I’m training a classifier for video data (2 classes, n videos, each is represented with a sequence of K frames). I create a dataset:
train_data = torch.utils.data.DataLoader(dataset, **params)
dataset instance has
__getitem__ that returns
idx, X,y: idx is the index of the video. X has dimensions
(n, K, 3, H, W) and y
I don’t want to put the whole dataset on GPU, as it constrains the number of frames and the frame size. So I want to loop through each video, put it on GPU, run it throgh ResNet+LSTM, get the loss, proceed to the next video.

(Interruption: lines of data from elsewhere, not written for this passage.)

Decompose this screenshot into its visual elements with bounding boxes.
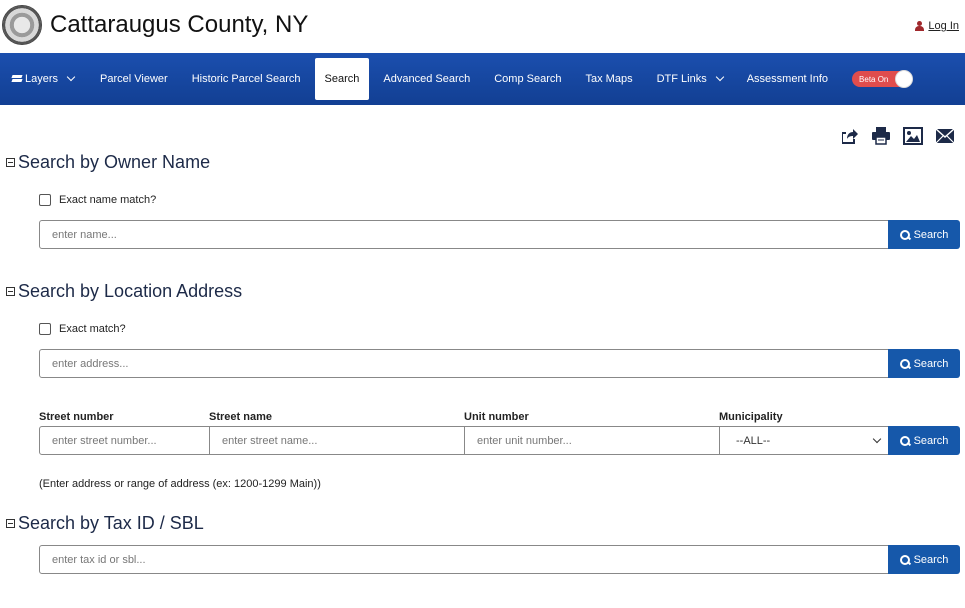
exact-name-match-checkbox[interactable]	[39, 194, 51, 206]
owner-name-input[interactable]	[39, 220, 889, 249]
nav-parcel-viewer[interactable]: Parcel Viewer	[90, 58, 178, 100]
user-icon	[915, 21, 925, 31]
toolbar	[839, 126, 955, 146]
owner-search-button[interactable]: Search	[888, 220, 960, 249]
taxid-search-button-label: Search	[913, 553, 949, 566]
nav-advanced-search[interactable]: Advanced Search	[373, 58, 480, 100]
county-seal-logo	[2, 5, 42, 45]
exact-match-row: Exact match?	[39, 323, 126, 335]
share-icon[interactable]	[839, 126, 859, 146]
image-icon[interactable]	[903, 126, 923, 146]
nav-comp-search[interactable]: Comp Search	[484, 58, 571, 100]
toggle-knob	[895, 70, 914, 88]
search-icon	[899, 554, 910, 565]
site-title: Cattaraugus County, NY	[50, 11, 309, 38]
chevron-down-icon	[872, 434, 882, 444]
search-icon	[899, 358, 910, 369]
unit-number-label: Unit number	[464, 411, 529, 423]
street-name-label: Street name	[209, 411, 272, 423]
chevron-down-icon	[66, 72, 76, 82]
taxid-section-heading[interactable]: Search by Tax ID / SBL	[6, 513, 204, 534]
header: Cattaraugus County, NY Log In	[0, 0, 965, 53]
street-number-input[interactable]	[39, 426, 210, 455]
collapse-icon	[6, 287, 15, 296]
nav-assessment-info[interactable]: Assessment Info	[737, 58, 838, 100]
street-number-label: Street number	[39, 411, 114, 423]
nav-tax-maps[interactable]: Tax Maps	[576, 58, 643, 100]
chevron-down-icon	[715, 72, 724, 82]
beta-toggle[interactable]: Beta On	[852, 70, 914, 88]
nav-dtf-links-label: DTF Links	[656, 73, 707, 85]
taxid-section-title: Search by Tax ID / SBL	[18, 513, 204, 533]
municipality-selected-value: --ALL--	[736, 434, 771, 447]
exact-match-label: Exact match?	[59, 323, 126, 335]
nav-layers-label: Layers	[25, 73, 59, 85]
taxid-input[interactable]	[39, 545, 889, 574]
taxid-search-button[interactable]: Search	[888, 545, 960, 574]
exact-name-match-label: Exact name match?	[59, 194, 157, 206]
nav-dtf-links[interactable]: DTF Links	[647, 58, 733, 100]
address-input[interactable]	[39, 349, 889, 378]
municipality-label: Municipality	[719, 411, 783, 423]
beta-toggle-label: Beta On	[859, 74, 889, 84]
unit-number-input[interactable]	[464, 426, 720, 455]
exact-match-checkbox[interactable]	[39, 323, 51, 335]
main-nav: Layers Parcel Viewer Historic Parcel Sea…	[0, 53, 965, 105]
search-icon	[899, 229, 910, 240]
address-hint: (Enter address or range of address (ex: …	[39, 478, 321, 490]
owner-section-heading[interactable]: Search by Owner Name	[6, 152, 210, 173]
collapse-icon	[6, 158, 15, 167]
collapse-icon	[6, 519, 15, 528]
address-section-title: Search by Location Address	[18, 281, 243, 301]
address-search-button-label: Search	[913, 357, 949, 370]
search-icon	[899, 435, 910, 446]
owner-search-button-label: Search	[913, 228, 949, 241]
email-icon[interactable]	[935, 126, 955, 146]
municipality-select[interactable]: --ALL--	[719, 426, 889, 455]
login-link[interactable]: Log In	[915, 20, 959, 32]
address-search-button[interactable]: Search	[888, 349, 960, 378]
login-label: Log In	[928, 20, 959, 32]
address-section-heading[interactable]: Search by Location Address	[6, 281, 242, 302]
nav-search[interactable]: Search	[314, 58, 370, 100]
nav-historic-parcel-search[interactable]: Historic Parcel Search	[182, 58, 311, 100]
nav-layers[interactable]: Layers	[2, 58, 84, 100]
owner-section-title: Search by Owner Name	[18, 152, 211, 172]
layers-icon	[11, 74, 23, 84]
detailed-address-search-button[interactable]: Search	[888, 426, 960, 455]
street-name-input[interactable]	[209, 426, 465, 455]
detailed-address-search-button-label: Search	[913, 434, 949, 447]
print-icon[interactable]	[871, 126, 891, 146]
exact-name-match-row: Exact name match?	[39, 194, 156, 206]
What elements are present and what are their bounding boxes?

After the sample’s finishes, I sum the losses and backprop:
for e in range(epochs): total_loss = 0 optimizer.zero_grad() for batch_idx, X,y in train_data: for num,id in enumerate(batch_idx): X_data,y_label = X[num, :,:,:,:].to("cuda").unsqueeze_(0) ,y[num,:].to("cuda").unsqueeze_(0) output = lstm(convnet(X_data)) loss = binary_loss(sigmoid(output), y_label) total_loss += loss total_loss.backward() optimizer.step()
And yet every time I put a datapoint on CUDA, additional 1.8Gb of VRAM gets used, and after a few feedforward operations GPU runs out of memory. The models are parallelized (I used nn.DataParallel).
Any suggestions on how to optimize the GPU use are very welcome. Most of all, I don’t understand why putting the whole dataset on GPU takes less VRAM than putting its subsets.